Tempo d’Angélus 2019 (Bordeaux; 90% Merlot; 10% Cabernet Franc; affinato in botti di rovere per 18 mesi; 15% alcol; chiusura Diam). La prima annata di questo vino e già impressionante. Luminoso, aereo e attraente al naso con un’abbondante portanza e grazia del calcaire e un naso di frutta a bacca rossa e più scura straordinariamente puro e leggermente erbaceo; una piccola suggestione di rovere Angélus anche nelle note di cedro e spezie che si sviluppano nel bicchiere. Svelte all’ingresso e, ancora, un vino che parla in modo abbastanza eloquente del suo terroir : il calcaire a grana finetannini che uniscono il frutto al dorso lineare. Puro, preciso e molto elegante. Questo, ovviamente, non ha la densità o la profondità di Carillon o Angélus, ma è tagliato dalla stessa stoffa e ha la stessa personalità. 90.

G d’Estournel

Questo vino era precedentemente conosciuto come Goulée da Cos d’Estournel. Il 2019 è la prima annata con il suo nuovo epiteto. Proviene dal vigneto Goulée nella parte più settentrionale della denominazione Médoc, vicino alla foce dell’estuario della Gironda.

Il vigneto, impiantato con una percentuale insolitamente elevata di Merlot, si trova su un terroir collinare di ghiaia profonda . Ha un microclima fresco con una ventilazione naturalmente elevata grazie alla sua vicinanza all’oceano. Produce un vino tipicamente brillante, fresco e fruttato, ma che è anche molto nello stile di Cos: si potrebbe anche facilmente scambiarlo per un St-Estèphe se degustato alla cieca.
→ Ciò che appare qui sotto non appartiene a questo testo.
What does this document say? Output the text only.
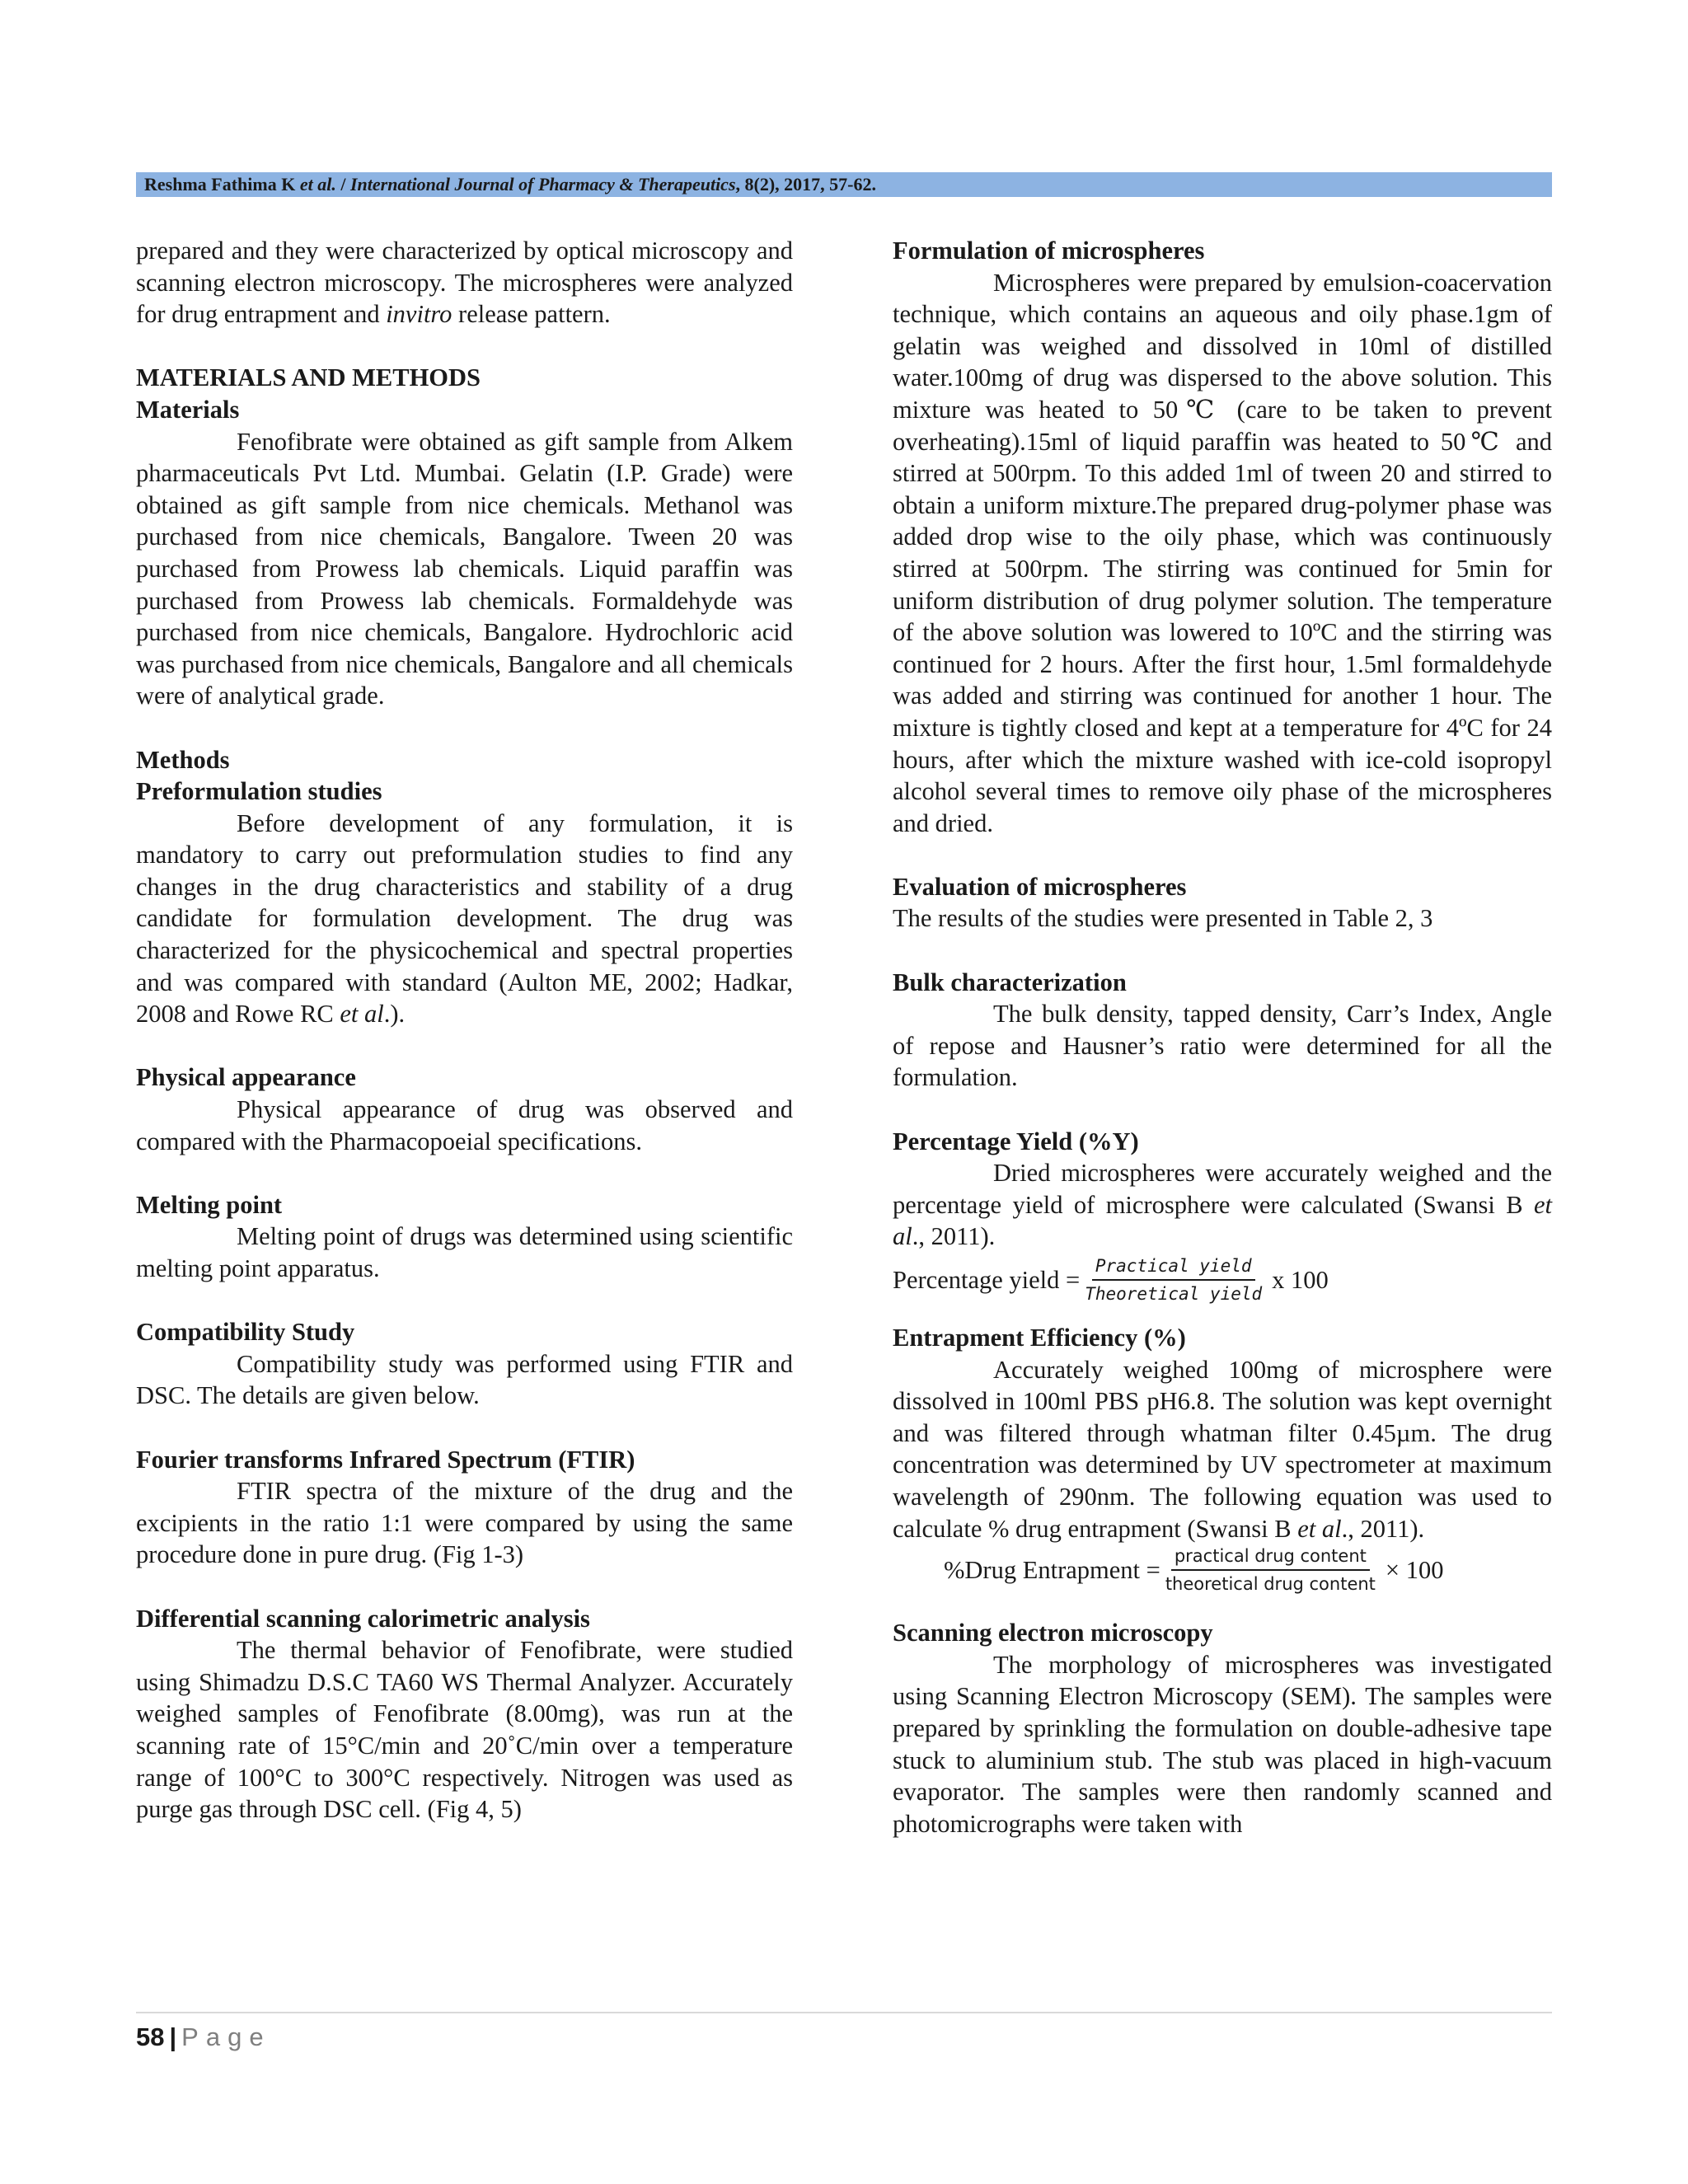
Reshma Fathima K et al. / International Journal of Pharmacy & Therapeutics, 8(2), 2017, 57-62.

prepared and they were characterized by optical microscopy and scanning electron microscopy. The microspheres were analyzed for drug entrapment and invitro release pattern.

MATERIALS AND METHODS
Materials

Fenofibrate were obtained as gift sample from Alkem pharmaceuticals Pvt Ltd. Mumbai. Gelatin (I.P. Grade) were obtained as gift sample from nice chemicals. Methanol was purchased from nice chemicals, Bangalore. Tween 20 was purchased from Prowess lab chemicals. Liquid paraffin was purchased from Prowess lab chemicals. Formaldehyde was purchased from nice chemicals, Bangalore. Hydrochloric acid was purchased from nice chemicals, Bangalore and all chemicals were of analytical grade.

Methods
Preformulation studies

Before development of any formulation, it is mandatory to carry out preformulation studies to find any changes in the drug characteristics and stability of a drug candidate for formulation development. The drug was characterized for the physicochemical and spectral properties and was compared with standard (Aulton ME, 2002; Hadkar, 2008 and Rowe RC et al.).

Physical appearance

Physical appearance of drug was observed and compared with the Pharmacopoeial specifications.

Melting point

Melting point of drugs was determined using scientific melting point apparatus.

Compatibility Study

Compatibility study was performed using FTIR and DSC. The details are given below.

Fourier transforms Infrared Spectrum (FTIR)

FTIR spectra of the mixture of the drug and the excipients in the ratio 1:1 were compared by using the same procedure done in pure drug. (Fig 1-3)

Differential scanning calorimetric analysis

The thermal behavior of Fenofibrate, were studied using Shimadzu D.S.C TA60 WS Thermal Analyzer. Accurately weighed samples of Fenofibrate (8.00mg), was run at the scanning rate of 15°C/min and 20˚C/min over a temperature range of 100°C to 300°C respectively. Nitrogen was used as purge gas through DSC cell. (Fig 4, 5)

Formulation of microspheres

Microspheres were prepared by emulsion-coacervation technique, which contains an aqueous and oily phase.1gm of gelatin was weighed and dissolved in 10ml of distilled water.100mg of drug was dispersed to the above solution. This mixture was heated to 50℃ (care to be taken to prevent overheating).15ml of liquid paraffin was heated to 50℃ and stirred at 500rpm. To this added 1ml of tween 20 and stirred to obtain a uniform mixture.The prepared drug-polymer phase was added drop wise to the oily phase, which was continuously stirred at 500rpm. The stirring was continued for 5min for uniform distribution of drug polymer solution. The temperature of the above solution was lowered to 10ºC and the stirring was continued for 2 hours. After the first hour, 1.5ml formaldehyde was added and stirring was continued for another 1 hour. The mixture is tightly closed and kept at a temperature for 4ºC for 24 hours, after which the mixture washed with ice-cold isopropyl alcohol several times to remove oily phase of the microspheres and dried.

Evaluation of microspheres

The results of the studies were presented in Table 2, 3

Bulk characterization

The bulk density, tapped density, Carr’s Index, Angle of repose and Hausner’s ratio were determined for all the formulation.

Percentage Yield (%Y)

Dried microspheres were accurately weighed and the percentage yield of microsphere were calculated (Swansi B et al., 2011).

Percentage yield = $\frac{\text{Practical yield}}{\text{Theoretical yield}}$ x 100
Entrapment Efficiency (%)

Accurately weighed 100mg of microsphere were dissolved in 100ml PBS pH6.8. The solution was kept overnight and was filtered through whatman filter 0.45µm. The drug concentration was determined by UV spectrometer at maximum wavelength of 290nm. The following equation was used to calculate % drug entrapment (Swansi B et al., 2011).

%Drug Entrapment = $\frac{\text{practical drug content}}{\text{theoretical drug content}} \times 100$
Scanning electron microscopy

The morphology of microspheres was investigated using Scanning Electron Microscopy (SEM). The samples were prepared by sprinkling the formulation on double-adhesive tape stuck to aluminium stub. The stub was placed in high-vacuum evaporator. The samples were then randomly scanned and photomicrographs were taken with

58 | Page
G d’Estournel 2019 (Médoc; 86% Merlot; 13% Cabernet Sauvignon; 1% Cabernet Franc; 13,5% alcol). Molto viscoso nel bicchiere, sembra già di classe. Più grande, più ricco e più audace di qualsiasi altro vino qui e molto segnato al naso inizialmente da quella mineralità ferrosa-salina del nord Médocain, con un sottile soffio di iodio e anche nebbia salina. Ma poi arrivano quelle spezie esotiche “Cos” rivelatrici: qui grani di pepe di Szechuan, anice stellato e cumino. Frutta a bacca scura con chicco tostato scuro macinato fresco e cioccolato fondente, pietrisco e la più tenue suggestione di erbe selvatiche che accompagnano la prugna al forno e la susina. Penseresti che questa fosse St-Estèphe. Tannini morbidi e vellutati mascherano, in un primo momento, l’imponente ampiezza di questo vino. Tenero, polposo e con la grana dei tannini in qualche modo rafforzati dalla mineralità ferrosa.terroir producendo molta tensione e interesse. 91.

Cerere

In un certo senso questo è il più caratteristico di tutti questi vini. Nasce da un progetto pensato per esprimere l’identità e la filosofia alla base di Chateau Haut-Bages Libéral, la quinta crescita di Pauillac e della sua talentuosa e appassionata proprietaria, Claire Villars-Lurton. Cerere proviene da un unico, se consistente, appezzamento di 8 ettari in un terroir argilo-calcaire a Vertheuil nella denominazionedell’Alto Médoc. Il vigneto stesso è un modello pionieristico sia dell’agroecologia che dell’agroforestazione. È coltivato con metodo biologico ed è in conversione alla viticoltura biodinamica. Il vino prende il nome dalla dea romana dell’agricoltura e della fertilità, con un’etichetta appropriata disegnata dall’artista François Houtin. È il primo vino biologico naturale prodotto senza pesticidi artificiali, erbicidi o zolfo aggiunto da una proprietà di crescita classificata.

Ceres 2020 (100% Merlot; élevage è per soli 6 mesi in cemento; biologico e in conversione alla viticoltura biodinamica; 12,5% alcol; Diam enclosure). Ultra fresco e floreale. Puro, cristallino, con tannini friabili e gessosi. Estremamente verticale con molta portanza sul naso. Selvaggio, naturale, erbaceo, luminoso ed energico; ma anche con una spiccata mineralità salina più evidente al naso che al palato. Ciliege rosse e nere, composta di rovo e frutti di bosco, anche note di pepe spezzato. Sapido sul finale lungo e gommoso di buccia d’uva. 89.